Should these options be phased in instead of waiting until there is 20 years o less on the lease?

For example, When there is 25 to 30 years of lease left, HDB/MND could list the precincts eligible for PERS and allow the private developers to approach the owners of flats in those precincts to propose PERS.

Or if a site with flats with leases of less than 50 years is particularly desirable to developers, they could be allowed to poll the owners as to whether they want an enbloc sale. However when the lease is more than 40 years, more than 90% of the owners must agree to PERS before it can proceed. The percentage voting for PERS can be lower for precincts and flats with shorter remaining lease.

VERS can be the scheme of last resort. And it should be because it will cost the govt probably billions.

Of the three options, allowing lease decayed flats to be AirBnB-ed is the simplest to implement.

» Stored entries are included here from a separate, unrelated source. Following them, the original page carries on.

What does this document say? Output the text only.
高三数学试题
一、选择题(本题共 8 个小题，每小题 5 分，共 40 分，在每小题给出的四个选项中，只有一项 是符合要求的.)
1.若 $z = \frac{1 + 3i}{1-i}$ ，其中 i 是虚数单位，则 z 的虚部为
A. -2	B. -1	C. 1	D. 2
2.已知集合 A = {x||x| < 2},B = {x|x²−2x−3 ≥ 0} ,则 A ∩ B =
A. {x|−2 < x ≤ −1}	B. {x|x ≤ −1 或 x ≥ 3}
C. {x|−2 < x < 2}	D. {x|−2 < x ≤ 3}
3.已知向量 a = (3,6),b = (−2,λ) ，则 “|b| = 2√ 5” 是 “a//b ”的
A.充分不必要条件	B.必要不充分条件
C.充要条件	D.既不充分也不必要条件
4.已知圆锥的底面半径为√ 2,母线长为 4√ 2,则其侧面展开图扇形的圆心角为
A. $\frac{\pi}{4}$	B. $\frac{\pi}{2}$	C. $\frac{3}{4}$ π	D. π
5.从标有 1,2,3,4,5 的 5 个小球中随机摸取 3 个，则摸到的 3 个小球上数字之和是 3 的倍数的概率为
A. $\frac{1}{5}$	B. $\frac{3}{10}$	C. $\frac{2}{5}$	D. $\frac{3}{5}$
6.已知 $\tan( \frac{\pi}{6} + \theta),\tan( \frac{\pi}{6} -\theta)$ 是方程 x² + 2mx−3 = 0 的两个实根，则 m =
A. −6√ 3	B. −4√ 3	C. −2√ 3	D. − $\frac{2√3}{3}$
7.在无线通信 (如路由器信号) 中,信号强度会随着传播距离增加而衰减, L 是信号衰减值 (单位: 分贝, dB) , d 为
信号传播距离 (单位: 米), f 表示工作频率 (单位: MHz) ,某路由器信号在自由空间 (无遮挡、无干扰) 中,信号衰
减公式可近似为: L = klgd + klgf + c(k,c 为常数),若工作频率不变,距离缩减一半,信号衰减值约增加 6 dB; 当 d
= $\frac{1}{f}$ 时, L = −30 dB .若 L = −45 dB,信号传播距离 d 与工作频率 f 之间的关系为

It simply takes some regulatory changes, and "investor-entrepreneurs" will finance the retirement of older flat owners.

Moreover if the precinct is approved for AirBnB when the lease is reduced to less than 20 years, the value of the flats will appreciate even when it is only 25 years from lease expiry as some investor-entrepreneurs may bid up the prices of these flats, hold on for a few years, and then AirBnB the flats when they are de-regulated.

The PERS option is the most complex but also offers the most in terms of customisation and incorporating social objectives.

Perhaps the PERS developer will be required to partner with a charity that has expertise and experience with ageing clients. They could be required to develop an integrated community with housing and services for the elderly and those with mobility issues. So a percentage of the housing will be for elderly, or disabled, and the rest are open to the public.

Or the developer is to include low income housing that will be sold to the Govt, who will in turn sell or rent the flats to low income families or elderly or even for housing the homeless.

All of these conditions will be negotiated in exchange for concessions to the developers.